I have found to effectively deal with the Trigger Points that occur so frequently in the trapezius muscle, one must address the Structural / Functional model. No one would argue that structure and function are intimately related. However, because so few people have a proper LORDOTIC CURVE in their cervical spine (neck), most physicians consider this loss of curve a “normal” finding. This is absolutely not true. Even the medical community is starting to admit this. As a primary example, we can look at last August’s study (Cervical Spine Alignment, Sagittal Deformity, and Clinical Implications: A Review) from the Journal Neurosurgery, Spine. I am going to cherry-pick some sentences from this study —- a study that was written by surgeons, for surgeons, about people they believe need surgery.
What is dumbfounding when reading this article is that the authors — spinal neurosurgeons — almost sound like chiropractors. They say things like, any amount of FORWARD HEAD POSTURE causes “an increase in cantilever loads…“. Furthermore, they unequivocally tell us that the worse the Forward Head Posture, the worse the quality of life (HRQOL). But here is where the rubber meets the road. According to these surgeons, the various regions of the spine (cervical, thoracic, lumbar and pelvic areas) are not independent from each other. The alignment of one affects the alignment of the others. To top it all off, they admit that alignment affects function; and loss of function causes pain and degeneration (ASD). The bottom line is that things like alignment and posture matter (the next thing you know they will be telling us that these problems could actually lead to sickness and disease — HERE). Interestingly enough, loss of normal cervical (neck) curve can not only be measured, but it can effect the cord itself and lead to DJD and severe neurological problems. I bring all this up because of the work of Dr. Donald Harrison.
It’s almost comical to watch the medical community make these huge “breakthroughs” —- particularly when the chiropractic profession has been saying these very things for decades. Although he passed away in 2011 leaving his son Deed and others to carry on his work, the elder Harrison’s accomplishments cannot be overlooked.
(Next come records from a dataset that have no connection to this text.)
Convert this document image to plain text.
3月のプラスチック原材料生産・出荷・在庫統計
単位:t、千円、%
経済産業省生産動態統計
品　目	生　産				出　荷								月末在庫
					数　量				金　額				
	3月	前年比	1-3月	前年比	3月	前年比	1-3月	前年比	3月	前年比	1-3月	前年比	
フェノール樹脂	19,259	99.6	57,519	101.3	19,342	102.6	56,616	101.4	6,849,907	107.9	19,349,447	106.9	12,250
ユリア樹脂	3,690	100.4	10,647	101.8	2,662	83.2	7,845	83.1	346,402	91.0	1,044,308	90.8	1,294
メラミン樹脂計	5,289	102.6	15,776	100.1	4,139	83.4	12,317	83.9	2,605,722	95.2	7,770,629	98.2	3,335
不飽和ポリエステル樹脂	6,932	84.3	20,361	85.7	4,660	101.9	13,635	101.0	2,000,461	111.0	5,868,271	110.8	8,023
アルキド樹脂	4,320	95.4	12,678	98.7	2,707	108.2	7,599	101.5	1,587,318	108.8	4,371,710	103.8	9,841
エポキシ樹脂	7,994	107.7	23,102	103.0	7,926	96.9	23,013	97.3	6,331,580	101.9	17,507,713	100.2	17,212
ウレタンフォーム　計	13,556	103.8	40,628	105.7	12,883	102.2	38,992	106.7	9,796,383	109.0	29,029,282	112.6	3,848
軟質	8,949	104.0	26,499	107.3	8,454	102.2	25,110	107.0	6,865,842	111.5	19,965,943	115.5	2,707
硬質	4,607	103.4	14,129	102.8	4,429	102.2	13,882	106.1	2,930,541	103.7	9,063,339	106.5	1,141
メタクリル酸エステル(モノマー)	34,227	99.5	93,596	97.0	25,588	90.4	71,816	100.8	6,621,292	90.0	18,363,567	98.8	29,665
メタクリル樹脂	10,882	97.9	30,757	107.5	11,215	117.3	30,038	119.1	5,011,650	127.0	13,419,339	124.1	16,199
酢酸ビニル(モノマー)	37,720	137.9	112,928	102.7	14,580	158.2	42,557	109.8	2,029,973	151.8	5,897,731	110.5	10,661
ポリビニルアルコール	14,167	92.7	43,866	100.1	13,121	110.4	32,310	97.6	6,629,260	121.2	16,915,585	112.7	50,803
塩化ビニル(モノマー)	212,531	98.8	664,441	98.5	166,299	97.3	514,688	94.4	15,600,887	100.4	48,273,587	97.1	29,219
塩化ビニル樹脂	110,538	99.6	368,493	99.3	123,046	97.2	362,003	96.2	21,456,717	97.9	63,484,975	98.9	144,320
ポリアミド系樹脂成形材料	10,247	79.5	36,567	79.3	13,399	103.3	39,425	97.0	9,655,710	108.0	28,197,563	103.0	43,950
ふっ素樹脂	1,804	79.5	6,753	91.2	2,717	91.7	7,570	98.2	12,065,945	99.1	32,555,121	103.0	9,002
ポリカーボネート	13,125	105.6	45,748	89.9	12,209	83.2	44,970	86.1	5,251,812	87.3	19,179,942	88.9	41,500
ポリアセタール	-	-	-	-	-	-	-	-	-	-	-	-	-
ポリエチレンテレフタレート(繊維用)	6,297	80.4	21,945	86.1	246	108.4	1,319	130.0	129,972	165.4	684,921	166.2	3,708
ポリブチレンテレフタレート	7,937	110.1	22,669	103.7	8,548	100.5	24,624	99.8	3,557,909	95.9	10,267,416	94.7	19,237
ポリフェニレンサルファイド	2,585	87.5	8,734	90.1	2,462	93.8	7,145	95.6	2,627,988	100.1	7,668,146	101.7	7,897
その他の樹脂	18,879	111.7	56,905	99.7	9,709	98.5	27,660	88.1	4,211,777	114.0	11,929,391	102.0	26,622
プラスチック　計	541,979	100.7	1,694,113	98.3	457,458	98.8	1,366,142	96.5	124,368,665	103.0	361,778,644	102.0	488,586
Dr. Harrison received a doctorate in Applied Mathematics and a master’s degree in mechanical engineering after becoming a chiropractor. He eventually founded Chiropractic Bio-Physics (CBP), which, over the past two-plus decades, has published approximately 150 peer-reviewed papers in scientific / medical journals on this very topic.
I have found that simply adding “EXTENSION THERAPY” to my clinical protocols (I personally like the Dakota Traction device from Dr. Mark Payne) can not only dramatically improve outcomes, it seems to help many people who struggle with hardcore Trigger Points of their upper traps. But, in order for Cervical Extension Retraining Devices to be effective, range of motion in the cervical spine must be dealt with on both a sectional basis (Tissue Remodeling) and a segmental basis (Chiropractic Adjustments). Trying to create cervical extension (put your head back as far as you can to see what I mean) without addressing both the sectional and segmental motion abnormalities (SUBLUXATION and FASCIAL ADHESIONS) can cause real problems as well as pain (WARNING: Do not try Cervical Extension at home without a trained individual first determining if you are a good candidate, and then receiving instruction on how to proceed).